Skocz do zawartości

Dylemat, podejrzewanie manipulacji


Rekomendowane odpowiedzi

Zaczepiła mnie kobieta, jaka przypadła mi do gustu. Mieliśmy parę spotkań zapoznawczych, a na trzecim zeszła na temat seksu. Jeszcze nie propozycja, ale rozmowa o preferencjach - co i jak ona lubi, a co lubię ja. Tak się złożyło, że oprócz obustronnego podobania się sobie, zgadzamy się co do roli kobiety w łóżku - ostrej, agresywnej żmii. Zapytała mnie, czy zrobiłbym minetę. Ja (sądząc, że taka diablica nie ma oporów), mówię, że zrobiłbym. I tu chyba zapieprzyłem. A Ty, w drugą stronę, zaspokoiłabyś oralnie? - Nie. Chwila milczenia i konsternacji ...i mówię, że zasadniczo wolałbym w tej kwestii po równo. I teraz podejrzewana manipulacja.

 

Manipulacja:

Pytam się laski - Skoro ja mogę oralnie Tobie, to dlaczego ty masz mieć z tym problem? 

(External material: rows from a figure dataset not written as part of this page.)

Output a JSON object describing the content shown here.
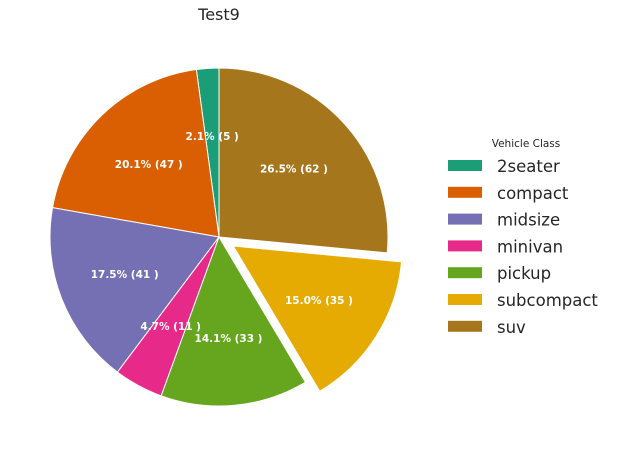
{
  "chart_data": {
    "type": "pie",
    "title": "Test9",
    "legend_title": "Vehicle Class",
    "legend_position": "right",
    "start_angle_deg": 90,
    "direction": "counterclockwise",
    "slices": [
      {
        "name": "2seater",
        "count": 5,
        "percent": 2.1,
        "label": "2.1% (5 )",
        "color": "#1b9e77",
        "explode": 0
      },
      {
        "name": "compact",
        "count": 47,
        "percent": 20.1,
        "label": "20.1% (47 )",
        "color": "#d95f02",
        "explode": 0
      },
      {
        "name": "midsize",
        "count": 41,
        "percent": 17.5,
        "label": "17.5% (41 )",
        "color": "#7570b3",
        "explode": 0
      },
      {
        "name": "minivan",
        "count": 11,
        "percent": 4.7,
        "label": "4.7% (11 )",
        "color": "#e7298a",
        "explode": 0
      },
      {
        "name": "pickup",
        "count": 33,
        "percent": 14.1,
        "label": "14.1% (33 )",
        "color": "#66a61e",
        "explode": 0
      },
      {
        "name": "subcompact",
        "count": 35,
        "percent": 15.0,
        "label": "15.0% (35 )",
        "color": "#e6ab02",
        "explode": 0.1
      },
      {
        "name": "suv",
        "count": 62,
        "percent": 26.5,
        "label": "26.5% (62 )",
        "color": "#a6761d",
        "explode": 0
      }
    ]
  }
}
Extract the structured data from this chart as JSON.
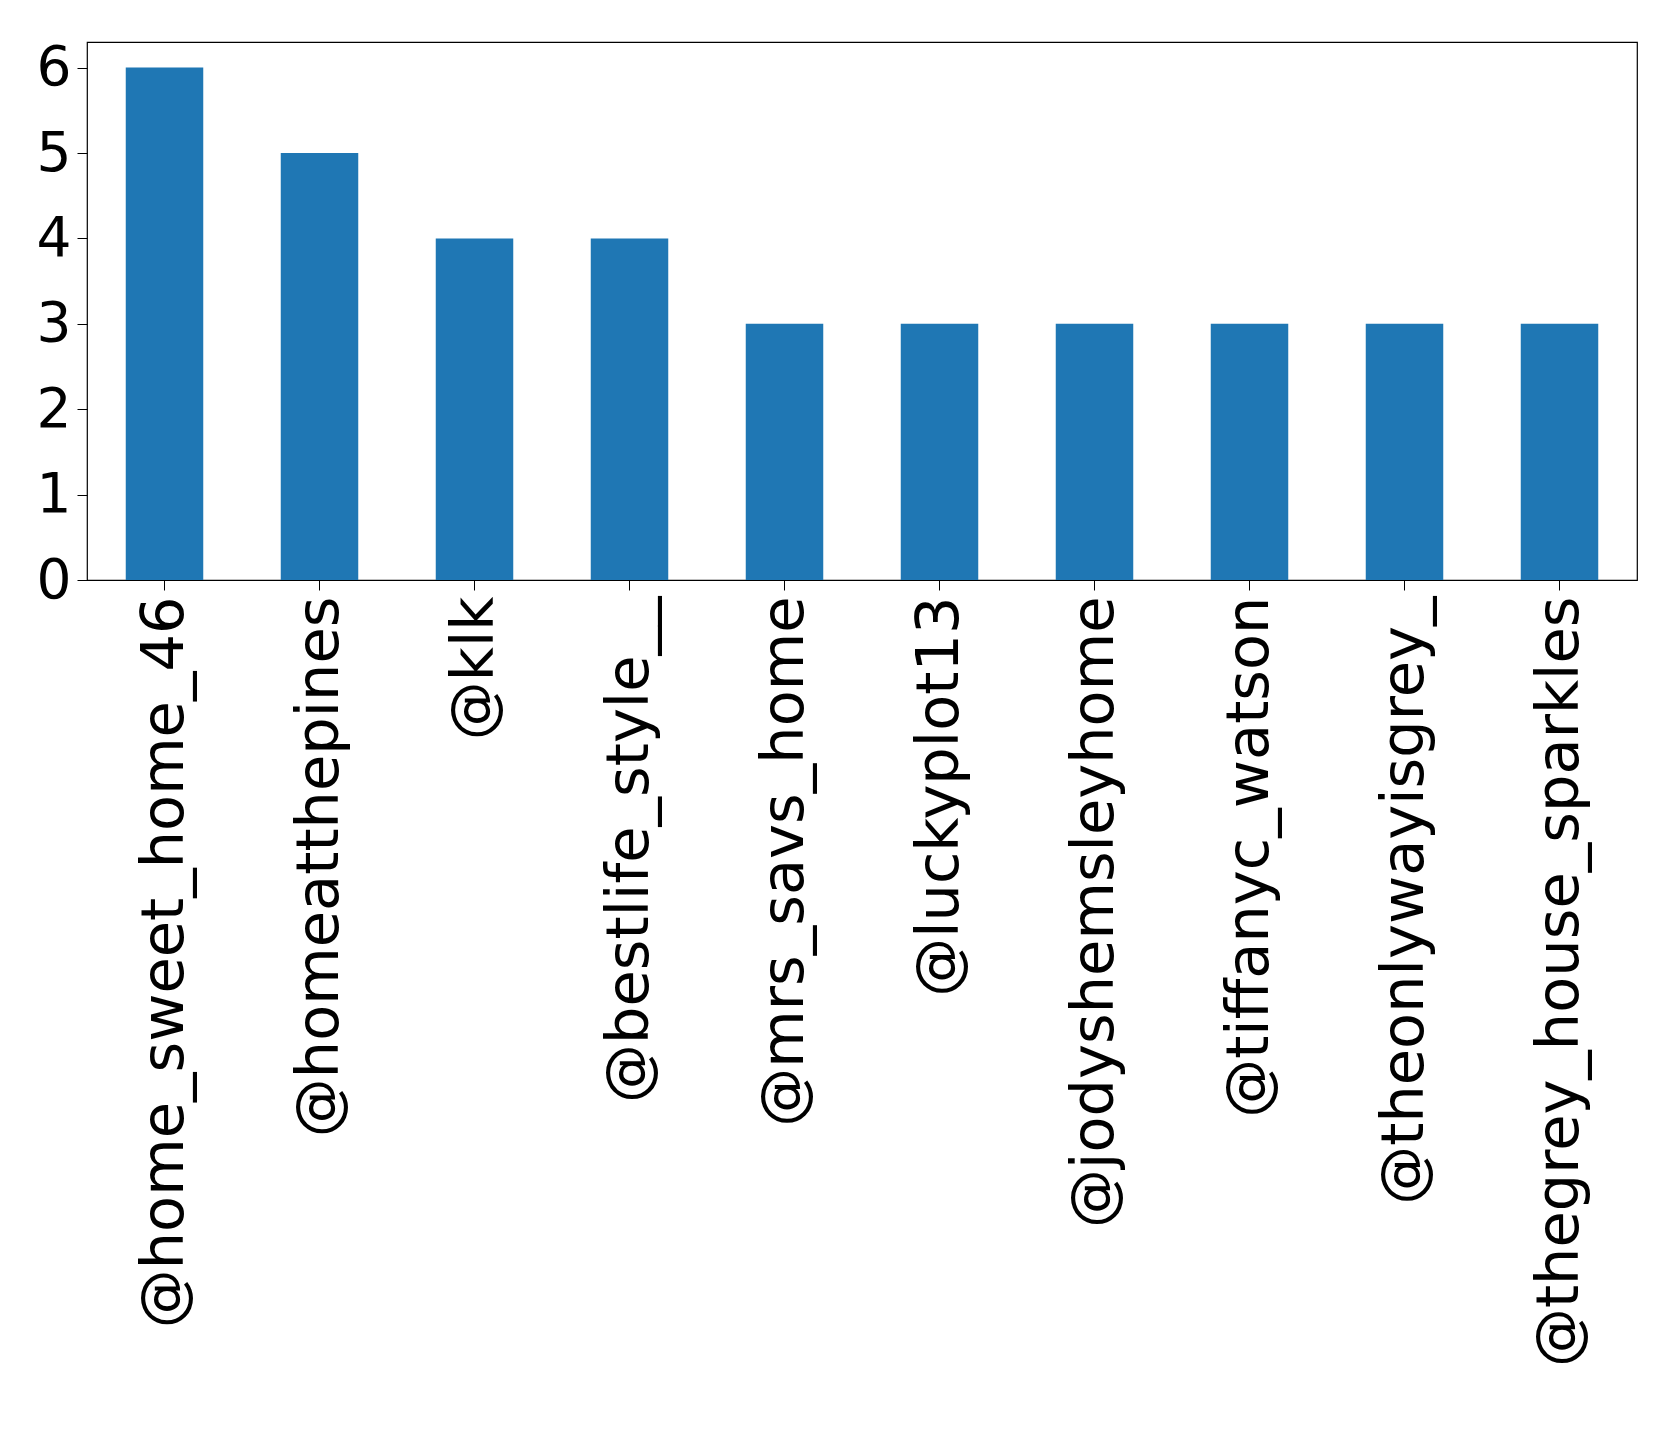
{
  "chart_data": {
    "type": "bar",
    "categories": [
      "@home_sweet_home_46",
      "@homeatthepines",
      "@klk",
      "@bestlife_style__",
      "@mrs_savs_home",
      "@luckyplot13",
      "@jodyshemsleyhome",
      "@tiffanyc_watson",
      "@theonlywayisgrey_",
      "@thegrey_house_sparkles"
    ],
    "values": [
      6,
      5,
      4,
      4,
      3,
      3,
      3,
      3,
      3,
      3
    ],
    "color": "#1f77b4",
    "ylim": [
      0,
      6.3
    ],
    "yticks": [
      0,
      1,
      2,
      3,
      4,
      5,
      6
    ],
    "grid": false
  }
}
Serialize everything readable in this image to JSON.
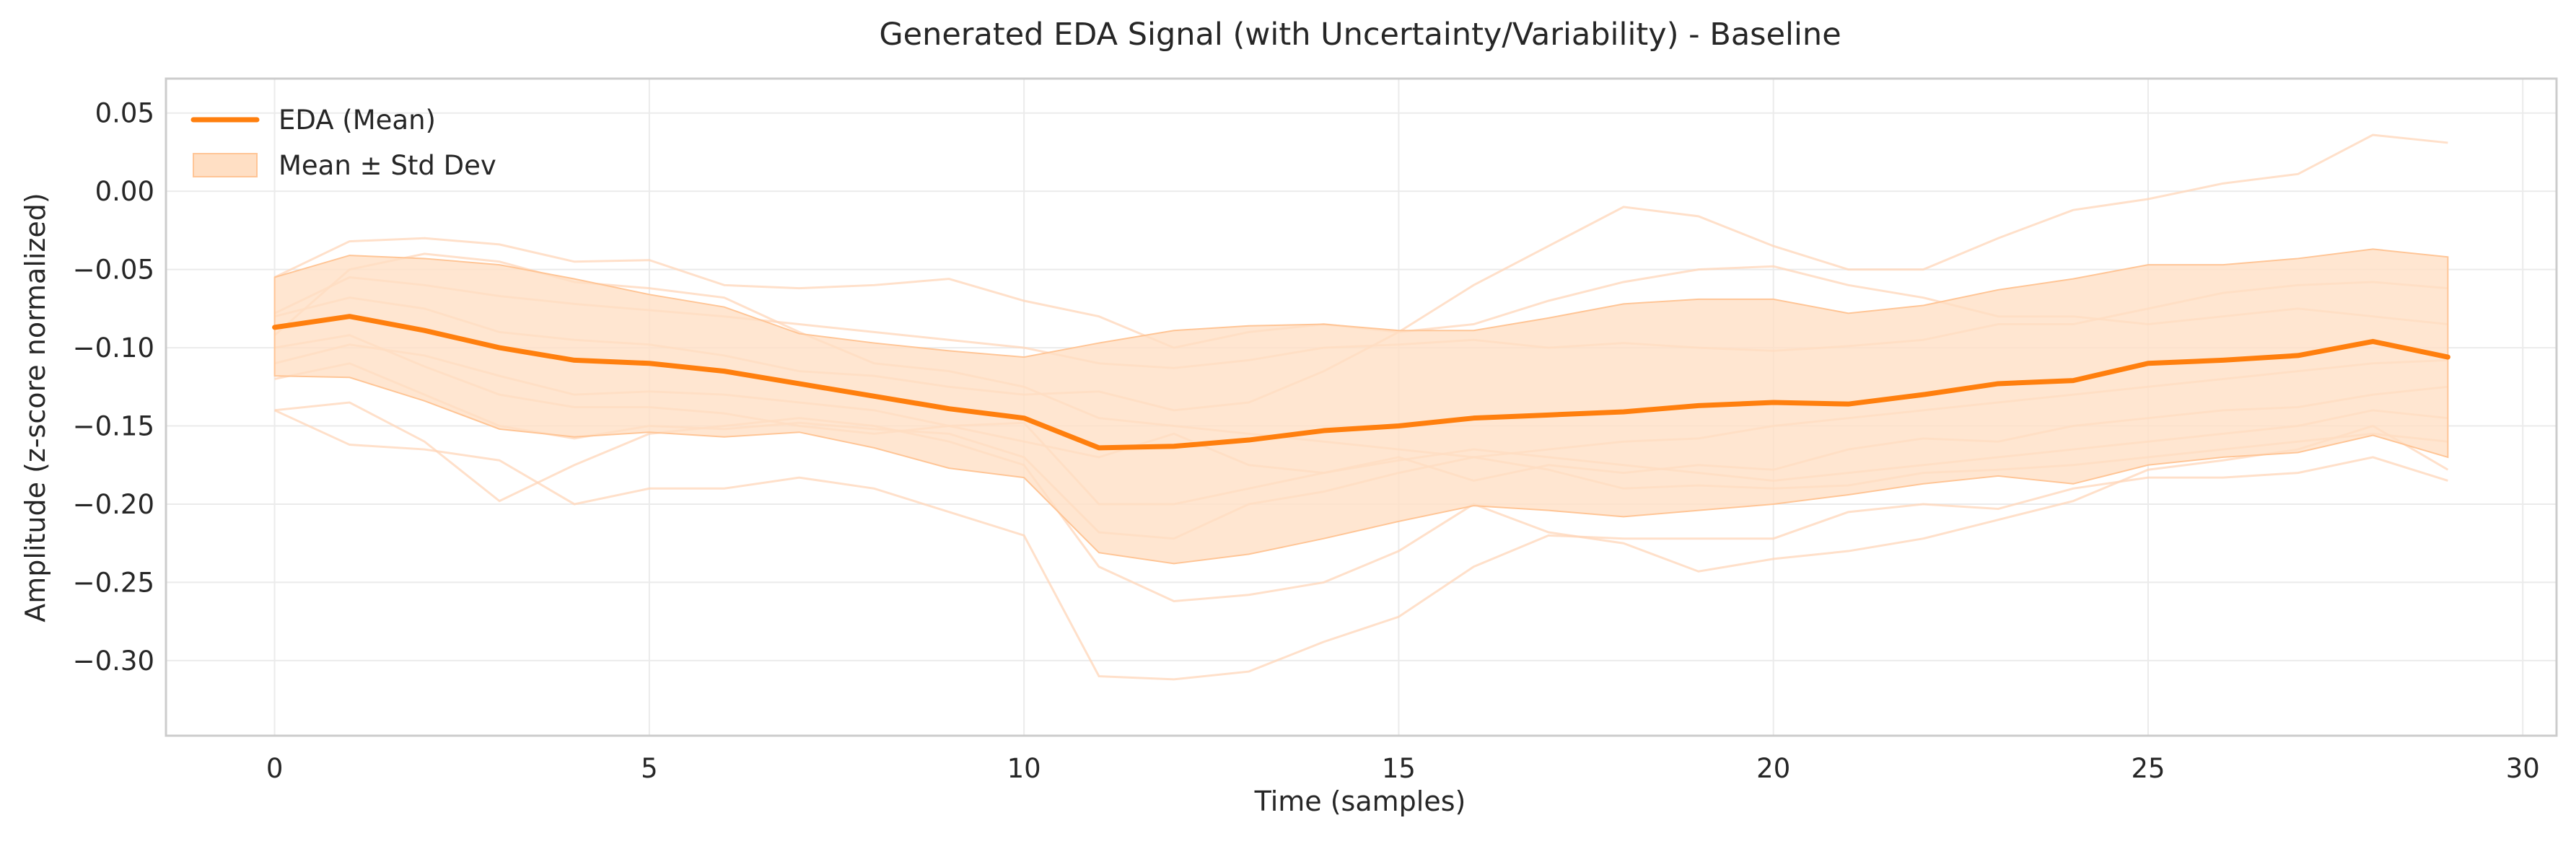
{
  "chart_data": {
    "type": "line",
    "title": "Generated EDA Signal (with Uncertainty/Variability) - Baseline",
    "xlabel": "Time (samples)",
    "ylabel": "Amplitude (z-score normalized)",
    "xlim": [
      -1.45,
      30.45
    ],
    "ylim": [
      -0.348,
      0.072
    ],
    "x_ticks": [
      0,
      5,
      10,
      15,
      20,
      25,
      30
    ],
    "y_ticks": [
      0.05,
      0.0,
      -0.05,
      -0.1,
      -0.15,
      -0.2,
      -0.25,
      -0.3
    ],
    "x_tick_labels": [
      "0",
      "5",
      "10",
      "15",
      "20",
      "25",
      "30"
    ],
    "y_tick_labels": [
      "0.05",
      "0.00",
      "−0.05",
      "−0.10",
      "−0.15",
      "−0.20",
      "−0.25",
      "−0.30"
    ],
    "grid": true,
    "legend_position": "top-left",
    "legend": [
      {
        "label": "EDA (Mean)",
        "kind": "line"
      },
      {
        "label": "Mean ± Std Dev",
        "kind": "band"
      }
    ],
    "colors": {
      "mean": "#ff7f0e",
      "band": "#ffdfc4",
      "band_edge": "#ffc596",
      "traces": "#ffd5b8"
    },
    "x": [
      0,
      1,
      2,
      3,
      4,
      5,
      6,
      7,
      8,
      9,
      10,
      11,
      12,
      13,
      14,
      15,
      16,
      17,
      18,
      19,
      20,
      21,
      22,
      23,
      24,
      25,
      26,
      27,
      28,
      29
    ],
    "series": [
      {
        "name": "EDA (Mean)",
        "role": "mean",
        "values": [
          -0.087,
          -0.08,
          -0.089,
          -0.1,
          -0.108,
          -0.11,
          -0.115,
          -0.123,
          -0.131,
          -0.139,
          -0.145,
          -0.164,
          -0.163,
          -0.159,
          -0.153,
          -0.15,
          -0.145,
          -0.143,
          -0.141,
          -0.137,
          -0.135,
          -0.136,
          -0.13,
          -0.123,
          -0.121,
          -0.11,
          -0.108,
          -0.105,
          -0.096,
          -0.106
        ]
      },
      {
        "name": "Mean ± Std Dev",
        "role": "band_upper",
        "values": [
          -0.055,
          -0.041,
          -0.043,
          -0.047,
          -0.056,
          -0.066,
          -0.074,
          -0.091,
          -0.097,
          -0.102,
          -0.106,
          -0.097,
          -0.089,
          -0.086,
          -0.085,
          -0.089,
          -0.089,
          -0.081,
          -0.072,
          -0.069,
          -0.069,
          -0.078,
          -0.073,
          -0.063,
          -0.056,
          -0.047,
          -0.047,
          -0.043,
          -0.037,
          -0.042
        ]
      },
      {
        "name": "Mean ± Std Dev",
        "role": "band_lower",
        "values": [
          -0.118,
          -0.119,
          -0.134,
          -0.152,
          -0.157,
          -0.154,
          -0.157,
          -0.154,
          -0.164,
          -0.177,
          -0.183,
          -0.231,
          -0.238,
          -0.232,
          -0.222,
          -0.211,
          -0.201,
          -0.204,
          -0.208,
          -0.204,
          -0.2,
          -0.194,
          -0.187,
          -0.182,
          -0.187,
          -0.175,
          -0.17,
          -0.167,
          -0.156,
          -0.17
        ]
      }
    ],
    "traces": [
      [
        -0.055,
        -0.032,
        -0.03,
        -0.034,
        -0.045,
        -0.044,
        -0.06,
        -0.062,
        -0.06,
        -0.056,
        -0.07,
        -0.08,
        -0.1,
        -0.09,
        -0.085,
        -0.09,
        -0.06,
        -0.035,
        -0.01,
        -0.016,
        -0.035,
        -0.05,
        -0.05,
        -0.03,
        -0.012,
        -0.005,
        0.005,
        0.011,
        0.036,
        0.031
      ],
      [
        -0.078,
        -0.055,
        -0.06,
        -0.067,
        -0.072,
        -0.076,
        -0.08,
        -0.085,
        -0.09,
        -0.095,
        -0.1,
        -0.11,
        -0.113,
        -0.108,
        -0.1,
        -0.098,
        -0.095,
        -0.1,
        -0.097,
        -0.1,
        -0.102,
        -0.099,
        -0.095,
        -0.085,
        -0.085,
        -0.075,
        -0.065,
        -0.06,
        -0.058,
        -0.062
      ],
      [
        -0.08,
        -0.068,
        -0.075,
        -0.09,
        -0.095,
        -0.098,
        -0.105,
        -0.115,
        -0.118,
        -0.125,
        -0.13,
        -0.128,
        -0.14,
        -0.135,
        -0.115,
        -0.09,
        -0.085,
        -0.07,
        -0.058,
        -0.05,
        -0.048,
        -0.06,
        -0.068,
        -0.08,
        -0.08,
        -0.085,
        -0.08,
        -0.075,
        -0.08,
        -0.085
      ],
      [
        -0.092,
        -0.05,
        -0.04,
        -0.045,
        -0.058,
        -0.062,
        -0.068,
        -0.09,
        -0.11,
        -0.115,
        -0.125,
        -0.145,
        -0.15,
        -0.155,
        -0.16,
        -0.165,
        -0.17,
        -0.165,
        -0.16,
        -0.158,
        -0.15,
        -0.145,
        -0.14,
        -0.135,
        -0.13,
        -0.125,
        -0.12,
        -0.115,
        -0.11,
        -0.108
      ],
      [
        -0.1,
        -0.092,
        -0.112,
        -0.13,
        -0.138,
        -0.138,
        -0.142,
        -0.15,
        -0.155,
        -0.15,
        -0.16,
        -0.17,
        -0.155,
        -0.175,
        -0.18,
        -0.17,
        -0.185,
        -0.175,
        -0.18,
        -0.175,
        -0.178,
        -0.165,
        -0.158,
        -0.16,
        -0.15,
        -0.145,
        -0.14,
        -0.138,
        -0.13,
        -0.125
      ],
      [
        -0.11,
        -0.098,
        -0.105,
        -0.118,
        -0.13,
        -0.128,
        -0.13,
        -0.135,
        -0.14,
        -0.15,
        -0.148,
        -0.2,
        -0.2,
        -0.19,
        -0.18,
        -0.172,
        -0.165,
        -0.17,
        -0.175,
        -0.18,
        -0.185,
        -0.18,
        -0.175,
        -0.17,
        -0.165,
        -0.16,
        -0.155,
        -0.15,
        -0.14,
        -0.145
      ],
      [
        -0.12,
        -0.11,
        -0.13,
        -0.15,
        -0.158,
        -0.15,
        -0.152,
        -0.148,
        -0.152,
        -0.155,
        -0.17,
        -0.218,
        -0.222,
        -0.2,
        -0.192,
        -0.18,
        -0.17,
        -0.178,
        -0.19,
        -0.188,
        -0.19,
        -0.188,
        -0.18,
        -0.178,
        -0.175,
        -0.17,
        -0.165,
        -0.16,
        -0.155,
        -0.16
      ],
      [
        -0.14,
        -0.135,
        -0.16,
        -0.198,
        -0.175,
        -0.155,
        -0.15,
        -0.145,
        -0.15,
        -0.16,
        -0.175,
        -0.24,
        -0.262,
        -0.258,
        -0.25,
        -0.23,
        -0.2,
        -0.218,
        -0.225,
        -0.243,
        -0.235,
        -0.23,
        -0.222,
        -0.21,
        -0.198,
        -0.178,
        -0.172,
        -0.165,
        -0.15,
        -0.178
      ],
      [
        -0.14,
        -0.162,
        -0.165,
        -0.172,
        -0.2,
        -0.19,
        -0.19,
        -0.183,
        -0.19,
        -0.205,
        -0.22,
        -0.31,
        -0.312,
        -0.307,
        -0.288,
        -0.272,
        -0.24,
        -0.22,
        -0.222,
        -0.222,
        -0.222,
        -0.205,
        -0.2,
        -0.203,
        -0.19,
        -0.183,
        -0.183,
        -0.18,
        -0.17,
        -0.185
      ]
    ]
  }
}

Ona odpowiada, że - Wciąż jeszcze wiele kobiet tego nie robi, a w ogóle to, jak to tak, żeby penisa brać do buzi. I o ile w drugi argument jeszcze jestem wstanie uwierzyć (choć biorę za zniewagę penisa jako oręża...), o tyle pierwszy - że wciąż jeszcze masa kobiet nie robi tego - mam już za próbę wciskania mi kitu. Bo nawet, jeśli założymy, że w jakimś średniowieczu kobiety dopiero się do tego przełamują, to chyba liczy się tutaj krok do przodu, nie? Zatem, identyfikowanie się z tymi, do których to jeszcze nie dotarło, wydaje mi się kłamstwem, wypowiedzianym z ust kobiety, którą sprawy seksu kręcą przecież. Żeby była inna i by miała kompleksy i wstydziłaby się swych potrzeb, to byłoby logiczne, że na loda to u takiej zakonnicy ani nie ma co liczyć, szkoda słów, żeby o to pytać... Ale taka drapieżna żmijka, jeśli taki jestem dla niej kąsek, sądziłem, że mogę powiedzieć jej pierwszy, że jestem za minetą i nie będzie tu, w oralu, żadnych przeszkód.

 

Gdy przeglądałem na forum wpisy o nakłanianiu laski do zrobienia loda, tylko sobie pomyślałem - okej, tylko co z tego, że wytarguję loda za obietnicę późniejszej minety? Jeśli wtedy może zrobi mi to, ale od niechcenia. A ja nie chcę, żeby mi panna robiła straszną łaskę, że ma brać do ust, żenada... w sytuacji, gdy sporo innych kobiet ma z tego satysfakcję. Co to za opory, żeby tak penisa do buzi, brrr! ? Tym się wyróżniamy, to nasz oręż. Kobiety wyróżniają piersiami i my to doceniamy. Dlaczego my nie mamy problemu, by lgnąć do nich z ustami, a kobiety mają jakiejkolwiek, aby lgnąć z ustami do penisów? Dlaczego my możemy piersi czule ssać, a gdy pocieknie mleko, i nam pocieknie nań ślina, a kobiety częstokroć wzdrygają się przed ssaniem podobnym, a gdy popłynie mleko, jego ewentualne połknięcie jest - "poświęcaniem się dla nas"? Ach, to bezprawie! Wracając do tej panny...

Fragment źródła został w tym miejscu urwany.